さて、翌日、28日の公演は、残念ながら設備の故障が戻っておらず、舞台中央上側の塊状の装置がそのまま残っていた。しかも、その装置からの出入りもなく、壁に囲まれ、舞台中央上側の塊に囲まれた小さなスペースで上演された。結局3幕の装置が変わらずに終わった感じ。

歌手の方々は、ウィルソンのトゥーランドットの迫力と言ったらもうすごいわ。あれだけのオケ、合唱の中でも突き抜ける強い声はもう信じられないレベル。迫力だけでなく、自然な声に惹かれるものがある。ポメロイのカラフは美声が響いた。「誰も寝てはならぬ」の力強さは、これまで聞いた中でぴか一。砂川さんのリューは彼女を思い描く優しい歌。演技もやさしい(自害するところでは、後ろを向いて刃を立てる)ので、こちらだけ観ていれば演出の結論はよわいものだったかもしれない。


ということで、28日は、歌手は大変すばらしかった。でも、設備の故障で本来の演出を観ることがかなわなかったのは残念だった。



通して考えると、結末がトゥーランドットの死であることと、舞台装置が極めて巨大なことにはびっくりしたが、驚きはそこまでで、もう少し踏み込んで面白いことをやってくれてもよかったのかなと思った。結論変えて物量かましました、だけというのもね。何かやってくれそうだと期待のし過ぎだったのだろうが、ラ・フーラ・デルス・バウスの人なんだよね。いろいろ期待もするよね。

とはいえ、公演としては大変良かったと思った。オケも歌手も合唱もいい。演出が物足りないなんていう人はまずいないだろう。


残念だったのは、停電で演出を変えざるを得なかったこと。
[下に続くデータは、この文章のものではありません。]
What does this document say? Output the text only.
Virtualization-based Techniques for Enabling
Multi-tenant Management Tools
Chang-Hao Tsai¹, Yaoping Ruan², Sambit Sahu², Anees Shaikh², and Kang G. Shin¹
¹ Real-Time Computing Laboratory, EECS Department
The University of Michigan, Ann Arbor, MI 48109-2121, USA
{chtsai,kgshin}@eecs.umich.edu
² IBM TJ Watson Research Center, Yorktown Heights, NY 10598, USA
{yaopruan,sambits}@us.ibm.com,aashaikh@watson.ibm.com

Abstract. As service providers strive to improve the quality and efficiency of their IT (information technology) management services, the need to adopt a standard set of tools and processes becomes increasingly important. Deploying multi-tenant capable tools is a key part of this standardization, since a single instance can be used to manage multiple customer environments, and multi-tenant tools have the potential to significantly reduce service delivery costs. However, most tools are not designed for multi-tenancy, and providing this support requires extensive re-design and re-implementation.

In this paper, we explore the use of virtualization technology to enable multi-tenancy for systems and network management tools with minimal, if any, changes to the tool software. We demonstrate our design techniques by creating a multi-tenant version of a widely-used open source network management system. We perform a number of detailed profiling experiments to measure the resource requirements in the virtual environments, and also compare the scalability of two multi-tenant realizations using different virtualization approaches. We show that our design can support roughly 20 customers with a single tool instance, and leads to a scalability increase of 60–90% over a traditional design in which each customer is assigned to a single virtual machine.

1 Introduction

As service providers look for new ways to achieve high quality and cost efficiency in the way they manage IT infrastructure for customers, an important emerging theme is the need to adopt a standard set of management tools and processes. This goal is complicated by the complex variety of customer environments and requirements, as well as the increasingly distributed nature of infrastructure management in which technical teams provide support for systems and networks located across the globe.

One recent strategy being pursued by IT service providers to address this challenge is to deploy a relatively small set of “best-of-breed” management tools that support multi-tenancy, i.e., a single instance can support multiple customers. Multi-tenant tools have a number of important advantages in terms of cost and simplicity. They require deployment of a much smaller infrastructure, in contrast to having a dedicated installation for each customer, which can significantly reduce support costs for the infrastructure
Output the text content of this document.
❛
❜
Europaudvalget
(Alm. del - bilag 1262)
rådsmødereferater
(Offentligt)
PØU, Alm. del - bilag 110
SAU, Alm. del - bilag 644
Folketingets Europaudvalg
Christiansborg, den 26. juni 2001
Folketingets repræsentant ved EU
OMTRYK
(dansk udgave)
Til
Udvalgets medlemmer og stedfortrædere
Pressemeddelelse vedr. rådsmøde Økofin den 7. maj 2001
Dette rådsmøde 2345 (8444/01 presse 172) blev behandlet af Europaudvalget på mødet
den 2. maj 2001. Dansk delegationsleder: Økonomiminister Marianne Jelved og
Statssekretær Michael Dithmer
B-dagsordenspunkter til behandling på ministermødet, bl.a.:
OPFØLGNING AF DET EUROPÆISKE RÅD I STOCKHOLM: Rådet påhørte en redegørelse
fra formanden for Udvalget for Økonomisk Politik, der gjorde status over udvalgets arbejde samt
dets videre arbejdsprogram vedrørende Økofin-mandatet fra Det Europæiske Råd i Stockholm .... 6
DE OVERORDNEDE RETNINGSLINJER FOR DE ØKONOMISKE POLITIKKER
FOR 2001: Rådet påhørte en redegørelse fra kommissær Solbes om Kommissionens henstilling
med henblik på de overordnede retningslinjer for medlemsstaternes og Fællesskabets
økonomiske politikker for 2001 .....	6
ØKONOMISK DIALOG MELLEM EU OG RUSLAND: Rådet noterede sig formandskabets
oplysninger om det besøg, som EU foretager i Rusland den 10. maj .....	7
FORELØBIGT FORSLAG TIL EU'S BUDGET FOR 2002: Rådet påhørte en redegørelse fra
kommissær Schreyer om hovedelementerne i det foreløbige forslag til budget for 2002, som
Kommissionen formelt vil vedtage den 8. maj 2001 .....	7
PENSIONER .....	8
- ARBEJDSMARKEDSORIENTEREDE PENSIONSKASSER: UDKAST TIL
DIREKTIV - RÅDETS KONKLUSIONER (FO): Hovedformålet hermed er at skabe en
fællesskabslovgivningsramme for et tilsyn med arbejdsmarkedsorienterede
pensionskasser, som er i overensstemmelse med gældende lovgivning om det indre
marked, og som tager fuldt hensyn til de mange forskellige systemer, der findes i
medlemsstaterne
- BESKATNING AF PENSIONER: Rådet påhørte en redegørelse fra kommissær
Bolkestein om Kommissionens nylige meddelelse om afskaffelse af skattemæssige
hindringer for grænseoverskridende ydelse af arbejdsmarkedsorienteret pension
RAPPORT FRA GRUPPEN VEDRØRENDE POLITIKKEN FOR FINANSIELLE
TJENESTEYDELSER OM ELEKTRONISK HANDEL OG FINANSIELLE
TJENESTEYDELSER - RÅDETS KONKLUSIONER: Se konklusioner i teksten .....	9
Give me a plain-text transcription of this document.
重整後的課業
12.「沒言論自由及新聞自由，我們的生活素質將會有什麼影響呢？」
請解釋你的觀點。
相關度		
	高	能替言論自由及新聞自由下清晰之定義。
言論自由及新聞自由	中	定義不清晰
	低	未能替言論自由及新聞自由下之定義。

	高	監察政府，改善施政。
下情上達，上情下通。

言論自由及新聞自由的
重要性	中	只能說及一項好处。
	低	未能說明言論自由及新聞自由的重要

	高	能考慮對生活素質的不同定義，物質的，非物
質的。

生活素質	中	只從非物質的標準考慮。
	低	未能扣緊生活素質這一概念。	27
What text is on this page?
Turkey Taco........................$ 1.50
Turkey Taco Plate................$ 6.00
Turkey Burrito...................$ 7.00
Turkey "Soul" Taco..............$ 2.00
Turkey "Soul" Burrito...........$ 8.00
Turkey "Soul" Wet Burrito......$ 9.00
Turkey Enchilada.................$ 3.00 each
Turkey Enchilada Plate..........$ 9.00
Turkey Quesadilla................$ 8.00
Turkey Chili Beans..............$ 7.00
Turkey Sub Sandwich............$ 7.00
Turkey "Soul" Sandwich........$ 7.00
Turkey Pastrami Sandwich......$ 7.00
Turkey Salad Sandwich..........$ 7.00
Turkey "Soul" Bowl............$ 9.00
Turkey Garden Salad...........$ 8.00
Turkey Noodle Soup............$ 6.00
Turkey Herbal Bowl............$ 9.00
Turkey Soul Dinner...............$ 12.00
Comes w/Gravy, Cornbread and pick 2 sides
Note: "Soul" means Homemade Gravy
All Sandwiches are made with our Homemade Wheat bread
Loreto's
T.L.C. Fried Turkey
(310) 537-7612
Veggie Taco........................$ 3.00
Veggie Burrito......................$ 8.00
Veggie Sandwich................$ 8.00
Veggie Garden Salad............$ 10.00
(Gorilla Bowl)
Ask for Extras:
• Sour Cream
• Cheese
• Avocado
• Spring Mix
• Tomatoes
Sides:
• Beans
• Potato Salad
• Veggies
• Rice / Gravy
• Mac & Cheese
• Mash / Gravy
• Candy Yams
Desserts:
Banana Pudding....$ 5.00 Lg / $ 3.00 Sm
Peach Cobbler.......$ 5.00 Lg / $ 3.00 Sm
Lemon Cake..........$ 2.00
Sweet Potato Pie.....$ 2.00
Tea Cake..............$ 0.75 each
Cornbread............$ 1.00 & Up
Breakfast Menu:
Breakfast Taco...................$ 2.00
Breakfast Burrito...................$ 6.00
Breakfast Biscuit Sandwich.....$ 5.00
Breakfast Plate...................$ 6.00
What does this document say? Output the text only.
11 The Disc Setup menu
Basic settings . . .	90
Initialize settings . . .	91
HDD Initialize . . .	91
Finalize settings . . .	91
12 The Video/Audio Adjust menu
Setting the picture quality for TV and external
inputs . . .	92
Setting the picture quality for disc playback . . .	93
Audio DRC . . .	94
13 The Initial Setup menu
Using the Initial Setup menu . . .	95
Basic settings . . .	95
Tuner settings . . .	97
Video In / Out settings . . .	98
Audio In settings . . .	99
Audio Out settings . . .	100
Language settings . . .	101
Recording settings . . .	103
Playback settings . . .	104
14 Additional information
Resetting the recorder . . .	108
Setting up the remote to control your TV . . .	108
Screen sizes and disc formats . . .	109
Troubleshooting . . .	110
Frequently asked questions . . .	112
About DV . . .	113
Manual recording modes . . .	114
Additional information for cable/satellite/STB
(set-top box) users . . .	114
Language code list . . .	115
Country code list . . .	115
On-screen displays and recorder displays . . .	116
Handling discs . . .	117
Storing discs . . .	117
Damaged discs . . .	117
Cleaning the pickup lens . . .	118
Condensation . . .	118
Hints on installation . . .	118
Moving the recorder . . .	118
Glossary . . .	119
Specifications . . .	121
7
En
これは無念。とはいえ、トラブルは発生するものだし、今回は、きちんと対処して演出を変えるという判断をして、短時間の準備で上演を再開できた。これは大変すごいことだと思う。現場の苦労は相当なものだろう。


いい公演に恵まれ、ホールの人の大変な苦労の結果にも思いを寄せ、観た後の気分がとてもよかった。トラブルも忘れらない思い出になる。と言って、もうトラブルはごめんなのだが。